I use Ralink USB wireless adaptor. I am sure I installed correct driver and firmware, but its behavior is very very strange.

What ever network manage tools I use, NetworkManger or wicd, my adaptor only can scan wireless network only after rebooting from windows.

Rebooting from windows, my adaptor can scan, connect, and works good, but not stable. If not my adaptor can't do anything.

Any good idea? I am going to crazy...........

----------

## audiodef

Do you mean boot up in Windows, reboot into Gentoo, and then your wireless works? If you shut down and cold boot into Gentoo, your wireless doesn't work?

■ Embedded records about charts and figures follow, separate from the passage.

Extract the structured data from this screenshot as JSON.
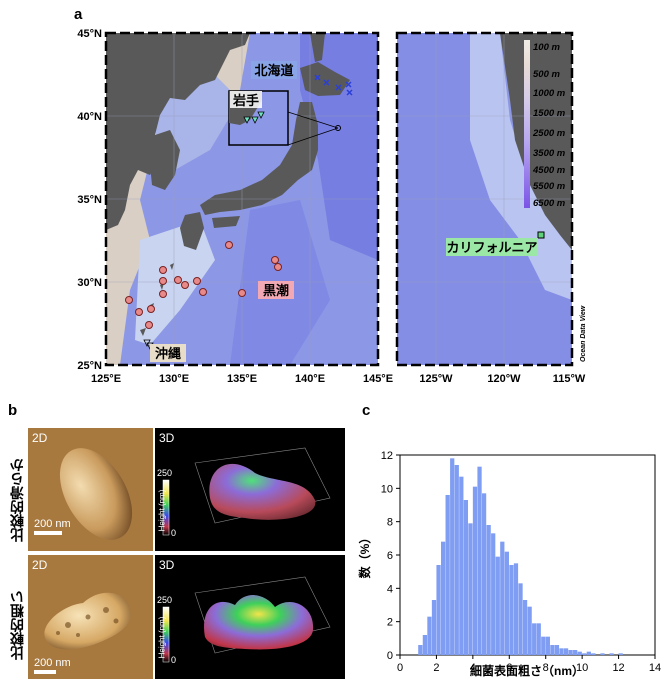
{
  "panels": {
    "a": "a",
    "b": "b",
    "c": "c"
  },
  "map": {
    "lat_labels": [
      "45°N",
      "40°N",
      "35°N",
      "30°N",
      "25°N"
    ],
    "lon_labels_japan": [
      "125°E",
      "130°E",
      "135°E",
      "140°E",
      "145°E"
    ],
    "lon_labels_ca": [
      "125°W",
      "120°W",
      "115°W"
    ],
    "region_labels": {
      "hokkaido": "北海道",
      "iwate": "岩手",
      "kuroshio": "黒潮",
      "okinawa": "沖縄",
      "california": "カリフォルニア"
    },
    "depth_scale": [
      "100 m",
      "500 m",
      "1000 m",
      "1500 m",
      "2500 m",
      "3500 m",
      "4500 m",
      "5500 m",
      "6500 m"
    ],
    "credit": "Ocean Data View",
    "colors": {
      "land": "#595959",
      "shelf": "#d9cfc4",
      "ocean": "#8c97e6",
      "deep": "#6c74e0",
      "kuroshio_marker": "#e98a8a",
      "hokkaido_marker": "#2a3fd8",
      "iwate_marker": "#6fe0c0",
      "california_marker": "#5fd17a"
    }
  },
  "afm": {
    "row1_label": "比較的滑らか",
    "row2_label": "比較的粗い",
    "tag_2d": "2D",
    "tag_3d": "3D",
    "scale_bar": "200 nm",
    "colorbar_max": "250",
    "colorbar_min": "0",
    "colorbar_label": "Height (nm)"
  },
  "chart_data": {
    "type": "bar",
    "xlabel": "細菌表面粗さ（nm）",
    "ylabel": "数（%）",
    "xlim": [
      0,
      14
    ],
    "ylim": [
      0,
      12
    ],
    "xticks": [
      0,
      2,
      4,
      6,
      8,
      10,
      12,
      14
    ],
    "yticks": [
      0,
      2,
      4,
      6,
      8,
      10,
      12
    ],
    "bin_width": 0.25,
    "bin_starts": [
      1.0,
      1.25,
      1.5,
      1.75,
      2.0,
      2.25,
      2.5,
      2.75,
      3.0,
      3.25,
      3.5,
      3.75,
      4.0,
      4.25,
      4.5,
      4.75,
      5.0,
      5.25,
      5.5,
      5.75,
      6.0,
      6.25,
      6.5,
      6.75,
      7.0,
      7.25,
      7.5,
      7.75,
      8.0,
      8.25,
      8.5,
      8.75,
      9.0,
      9.25,
      9.5,
      9.75,
      10.0,
      10.25,
      10.5,
      11.0,
      11.5,
      12.0
    ],
    "values": [
      0.6,
      1.2,
      2.3,
      3.3,
      5.4,
      6.8,
      9.6,
      11.8,
      11.4,
      10.7,
      9.3,
      7.9,
      10.1,
      11.3,
      9.7,
      7.8,
      7.3,
      5.9,
      6.8,
      6.2,
      5.4,
      5.5,
      4.3,
      3.3,
      2.9,
      1.9,
      1.9,
      1.1,
      1.1,
      0.6,
      0.6,
      0.4,
      0.4,
      0.3,
      0.3,
      0.2,
      0.1,
      0.2,
      0.1,
      0.1,
      0.1,
      0.1
    ],
    "bar_color": "#7f9df2"
  }
}
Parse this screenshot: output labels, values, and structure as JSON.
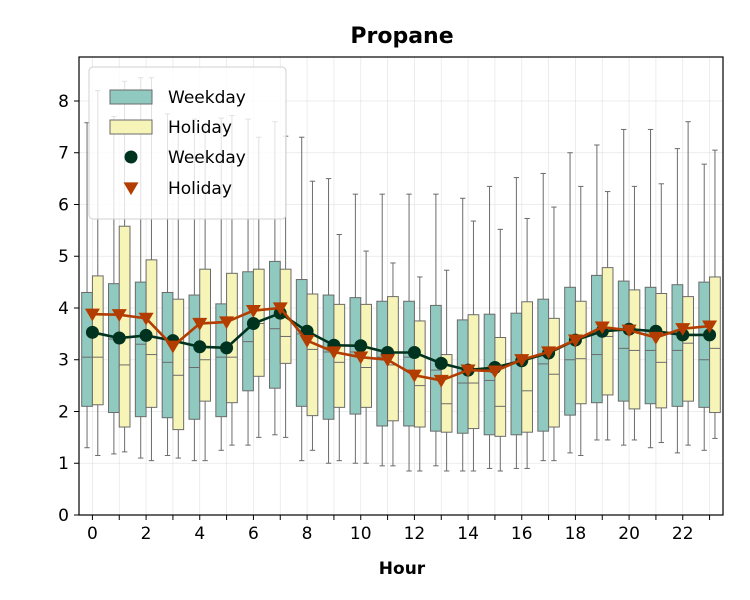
{
  "chart_data": {
    "type": "box",
    "title": "Propane",
    "xlabel": "Hour",
    "ylabel": "",
    "ylim": [
      0,
      8.85
    ],
    "xlim": [
      -0.5,
      23.5
    ],
    "x_ticks": [
      0,
      2,
      4,
      6,
      8,
      10,
      12,
      14,
      16,
      18,
      20,
      22
    ],
    "y_ticks": [
      0,
      1,
      2,
      3,
      4,
      5,
      6,
      7,
      8
    ],
    "grid": true,
    "legend_position": "top-left",
    "legend": [
      "Weekday",
      "Holiday",
      "Weekday",
      "Holiday"
    ],
    "hours": [
      0,
      1,
      2,
      3,
      4,
      5,
      6,
      7,
      8,
      9,
      10,
      11,
      12,
      13,
      14,
      15,
      16,
      17,
      18,
      19,
      20,
      21,
      22,
      23
    ],
    "colors": {
      "weekday_box": "#8fc9bf",
      "holiday_box": "#f7f4b8",
      "weekday_line": "#00331f",
      "holiday_line": "#b33c00",
      "box_edge": "#6b6b6b"
    },
    "box_series": [
      {
        "name": "Weekday",
        "whisker_low": [
          1.3,
          1.18,
          1.1,
          1.15,
          1.05,
          1.25,
          1.35,
          1.55,
          1.05,
          1.0,
          1.0,
          0.95,
          0.85,
          0.95,
          0.85,
          0.9,
          0.9,
          1.05,
          1.2,
          1.45,
          1.35,
          1.3,
          1.2,
          1.25
        ],
        "q1": [
          2.1,
          1.98,
          1.9,
          1.88,
          1.85,
          1.9,
          2.4,
          2.45,
          2.1,
          1.85,
          1.95,
          1.72,
          1.72,
          1.62,
          1.58,
          1.55,
          1.55,
          1.62,
          1.93,
          2.17,
          2.2,
          2.15,
          2.1,
          2.08
        ],
        "median": [
          3.05,
          3.4,
          3.3,
          2.95,
          2.85,
          3.05,
          3.35,
          3.6,
          3.5,
          3.15,
          3.15,
          3.05,
          3.05,
          2.8,
          2.55,
          2.6,
          2.95,
          2.92,
          3.0,
          3.1,
          3.22,
          3.18,
          3.18,
          3.0
        ],
        "q3": [
          4.3,
          4.47,
          4.5,
          4.3,
          4.25,
          4.08,
          4.7,
          4.9,
          4.55,
          4.25,
          4.2,
          4.13,
          4.13,
          4.05,
          3.77,
          3.88,
          3.9,
          4.17,
          4.4,
          4.63,
          4.52,
          4.4,
          4.45,
          4.5
        ],
        "whisker_high": [
          7.58,
          7.7,
          8.45,
          7.75,
          7.65,
          7.67,
          7.65,
          7.6,
          7.3,
          6.5,
          6.2,
          6.2,
          6.2,
          6.2,
          6.12,
          6.35,
          6.52,
          6.6,
          7.0,
          7.15,
          7.45,
          7.45,
          7.08,
          6.78
        ]
      },
      {
        "name": "Holiday",
        "whisker_low": [
          1.15,
          1.22,
          1.05,
          1.1,
          1.05,
          1.35,
          1.5,
          1.5,
          1.25,
          1.05,
          1.0,
          0.95,
          0.85,
          0.85,
          0.85,
          0.85,
          0.9,
          1.05,
          1.15,
          1.45,
          1.45,
          1.4,
          1.35,
          1.48
        ],
        "q1": [
          2.13,
          1.7,
          2.08,
          1.65,
          2.2,
          2.17,
          2.68,
          2.93,
          1.92,
          2.08,
          2.08,
          1.82,
          1.7,
          1.6,
          1.67,
          1.52,
          1.6,
          1.7,
          2.15,
          2.32,
          2.05,
          2.07,
          2.2,
          1.98
        ],
        "median": [
          3.05,
          2.9,
          3.1,
          2.7,
          3.0,
          3.05,
          3.7,
          3.45,
          3.2,
          2.95,
          2.85,
          2.9,
          2.5,
          2.15,
          2.55,
          2.1,
          2.4,
          2.72,
          3.02,
          3.45,
          3.18,
          2.95,
          3.32,
          3.22
        ],
        "q3": [
          4.62,
          5.58,
          4.93,
          4.17,
          4.75,
          4.67,
          4.75,
          4.75,
          4.27,
          4.07,
          4.07,
          4.22,
          3.75,
          3.1,
          3.87,
          3.43,
          4.12,
          3.8,
          4.13,
          4.78,
          4.35,
          4.28,
          4.22,
          4.6
        ],
        "whisker_high": [
          8.2,
          8.38,
          8.45,
          7.5,
          7.55,
          7.72,
          7.3,
          7.32,
          6.45,
          5.42,
          5.1,
          4.87,
          4.6,
          4.73,
          5.68,
          5.52,
          5.73,
          5.95,
          6.35,
          6.25,
          6.35,
          6.4,
          7.6,
          7.05
        ]
      }
    ],
    "line_series": [
      {
        "name": "Weekday",
        "marker": "circle",
        "values": [
          3.53,
          3.42,
          3.47,
          3.37,
          3.25,
          3.23,
          3.7,
          3.9,
          3.55,
          3.28,
          3.27,
          3.14,
          3.14,
          2.93,
          2.8,
          2.85,
          2.98,
          3.13,
          3.38,
          3.55,
          3.59,
          3.55,
          3.48,
          3.48
        ]
      },
      {
        "name": "Holiday",
        "marker": "triangle-down",
        "values": [
          3.88,
          3.87,
          3.8,
          3.26,
          3.7,
          3.73,
          3.95,
          4.0,
          3.37,
          3.15,
          3.05,
          3.0,
          2.7,
          2.6,
          2.8,
          2.78,
          3.0,
          3.15,
          3.38,
          3.63,
          3.57,
          3.43,
          3.6,
          3.65
        ]
      }
    ]
  }
}
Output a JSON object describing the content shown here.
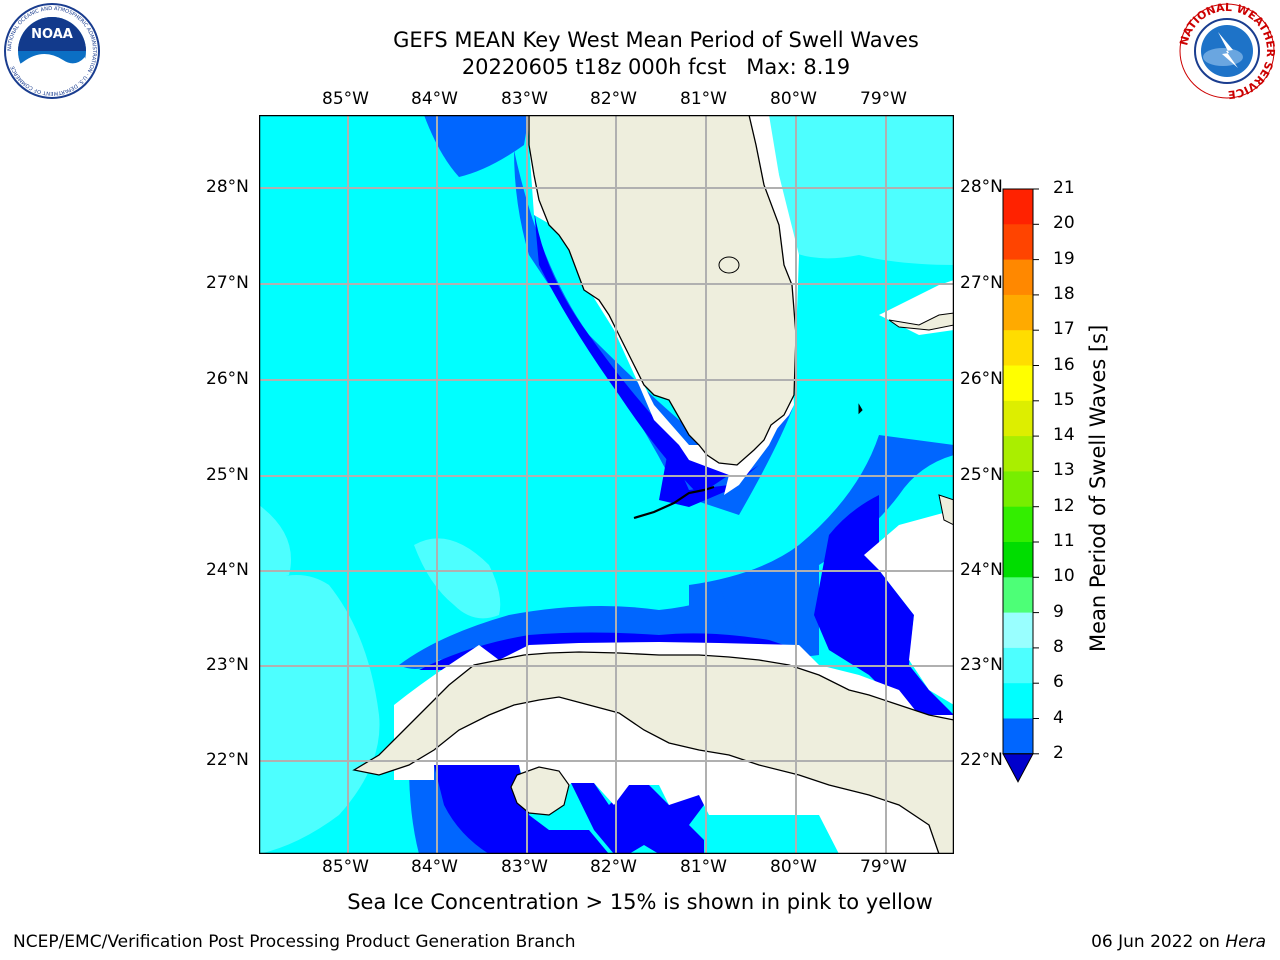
{
  "title_line1": "GEFS MEAN Key West Mean Period of Swell Waves",
  "title_line2": "20220605 t18z 000h fcst   Max: 8.19",
  "lon_ticks": [
    "85°W",
    "84°W",
    "83°W",
    "82°W",
    "81°W",
    "80°W",
    "79°W"
  ],
  "lat_ticks": [
    "28°N",
    "27°N",
    "26°N",
    "25°N",
    "24°N",
    "23°N",
    "22°N"
  ],
  "colorbar": {
    "label": "Mean Period of Swell Waves [s]",
    "ticks": [
      "2",
      "4",
      "6",
      "8",
      "9",
      "10",
      "11",
      "12",
      "13",
      "14",
      "15",
      "16",
      "17",
      "18",
      "19",
      "20",
      "21"
    ],
    "colors": [
      "#0000ff",
      "#0066ff",
      "#00ffff",
      "#4dffff",
      "#99ffff",
      "#4dff77",
      "#00dd00",
      "#33ee00",
      "#77ee00",
      "#aaee00",
      "#ddee00",
      "#ffff00",
      "#ffdd00",
      "#ffaa00",
      "#ff8800",
      "#ff4400",
      "#ff2200",
      "#ff0000"
    ],
    "extend_color": "#0000cc"
  },
  "sea_ice_note": "Sea Ice Concentration > 15% is shown in pink to yellow",
  "footer_left": "NCEP/EMC/Verification Post Processing Product Generation Branch",
  "footer_right_prefix": "06 Jun 2022 on ",
  "footer_right_host": "Hera",
  "logos": {
    "noaa_text": "NOAA",
    "noaa_ring": "NATIONAL OCEANIC AND ATMOSPHERIC ADMINISTRATION · U.S. DEPARTMENT OF COMMERCE",
    "nws_ring": "NATIONAL WEATHER SERVICE"
  },
  "colors": {
    "land": "#eeeedd",
    "cyan": "#00ffff",
    "light_cyan": "#4dffff",
    "blue": "#0066ff",
    "deep_blue": "#0000ff",
    "grid": "#b0b0b0"
  }
}
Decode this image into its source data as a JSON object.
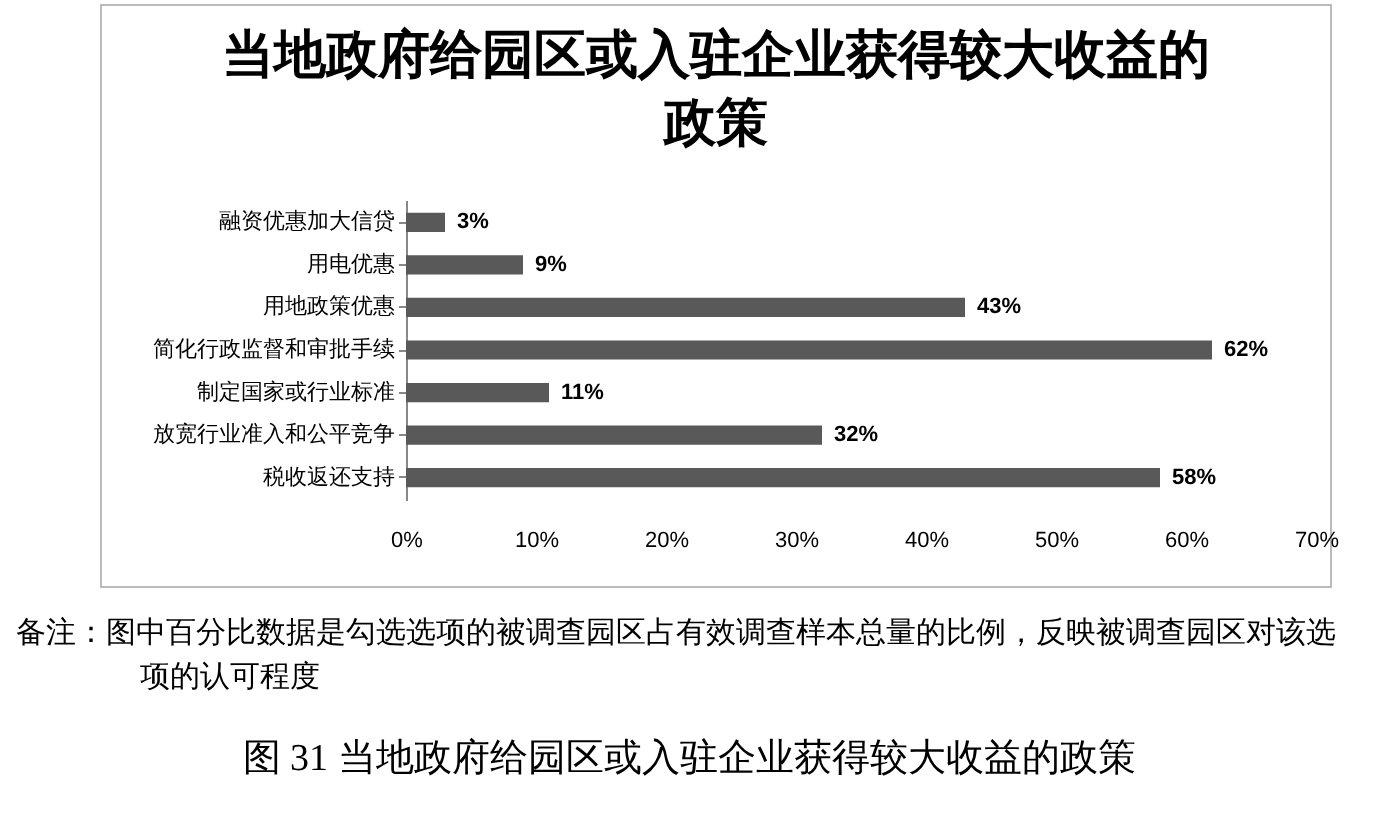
{
  "chart_data": {
    "type": "bar",
    "orientation": "horizontal",
    "title": "当地政府给园区或入驻企业获得较大收益的政策",
    "categories": [
      "融资优惠加大信贷",
      "用电优惠",
      "用地政策优惠",
      "简化行政监督和审批手续",
      "制定国家或行业标准",
      "放宽行业准入和公平竞争",
      "税收返还支持"
    ],
    "values": [
      3,
      9,
      43,
      62,
      11,
      32,
      58
    ],
    "value_labels": [
      "3%",
      "9%",
      "43%",
      "62%",
      "11%",
      "32%",
      "58%"
    ],
    "color": "#595959",
    "xlim": [
      0,
      70
    ],
    "xticks": [
      {
        "value": 0,
        "label": "0%"
      },
      {
        "value": 10,
        "label": "10%"
      },
      {
        "value": 20,
        "label": "20%"
      },
      {
        "value": 30,
        "label": "30%"
      },
      {
        "value": 40,
        "label": "40%"
      },
      {
        "value": 50,
        "label": "50%"
      },
      {
        "value": 60,
        "label": "60%"
      },
      {
        "value": 70,
        "label": "70%"
      }
    ],
    "grid": false,
    "annotations": [
      "备注：图中百分比数据是勾选选项的被调查园区占有效调查样本总量的比例，反映被调查园区对该选项的认可程度",
      "图 31  当地政府给园区或入驻企业获得较大收益的政策"
    ]
  }
}
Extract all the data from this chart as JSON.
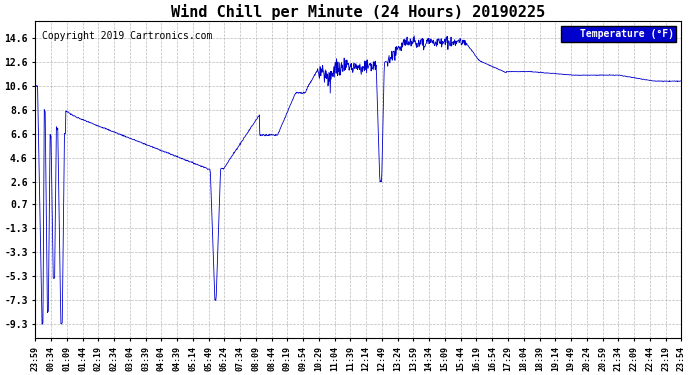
{
  "title": "Wind Chill per Minute (24 Hours) 20190225",
  "copyright_text": "Copyright 2019 Cartronics.com",
  "legend_label": "Temperature (°F)",
  "yticks": [
    14.6,
    12.6,
    10.6,
    8.6,
    6.6,
    4.6,
    2.6,
    0.7,
    -1.3,
    -3.3,
    -5.3,
    -7.3,
    -9.3
  ],
  "ymin": -10.5,
  "ymax": 16.0,
  "line_color": "#0000cc",
  "background_color": "#ffffff",
  "grid_color": "#aaaaaa",
  "title_fontsize": 11,
  "copyright_fontsize": 7,
  "xtick_labels": [
    "23:59",
    "00:34",
    "01:09",
    "01:44",
    "02:19",
    "02:34",
    "03:04",
    "03:39",
    "04:04",
    "04:39",
    "05:14",
    "05:49",
    "06:24",
    "07:34",
    "08:09",
    "08:44",
    "09:19",
    "09:54",
    "10:29",
    "11:04",
    "11:39",
    "12:14",
    "12:49",
    "13:24",
    "13:59",
    "14:34",
    "15:09",
    "15:44",
    "16:19",
    "16:54",
    "17:29",
    "18:04",
    "18:39",
    "19:14",
    "19:49",
    "20:24",
    "20:59",
    "21:34",
    "22:09",
    "22:44",
    "23:19",
    "23:54"
  ],
  "figwidth": 6.9,
  "figheight": 3.75,
  "dpi": 100
}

Have you using ndiswrapper?

----------

## xaviermiller

Hello,

What is the exact model of the USB key? I guess that you don't have the firmware, and that windows uploads it for you.

----------

## frank1980

Hi, thank you for your reply.

Yes, new start to gentoo, the wireless card can't scan any network; but can scan when reboot from windows. I complile the driver into kernel and download the firmware manully from Ralink website. 

lsusb

Bus 001 Device 003: ID 148f:5370 Ralink Technology, Corp. RT5370 Wireless Adapter

dmesg | grep firmware

[   37.592502] ieee80211 phy0: rt2x00lib_request_firmware: Info - Loading firmware file 'rt2870.bin'

[   37.715625] ieee80211 phy0: rt2x00lib_request_firmware: Info - Firmware detected - version: 0.22

The driver I use is rt2800usb in kernel.

Thank you.

----------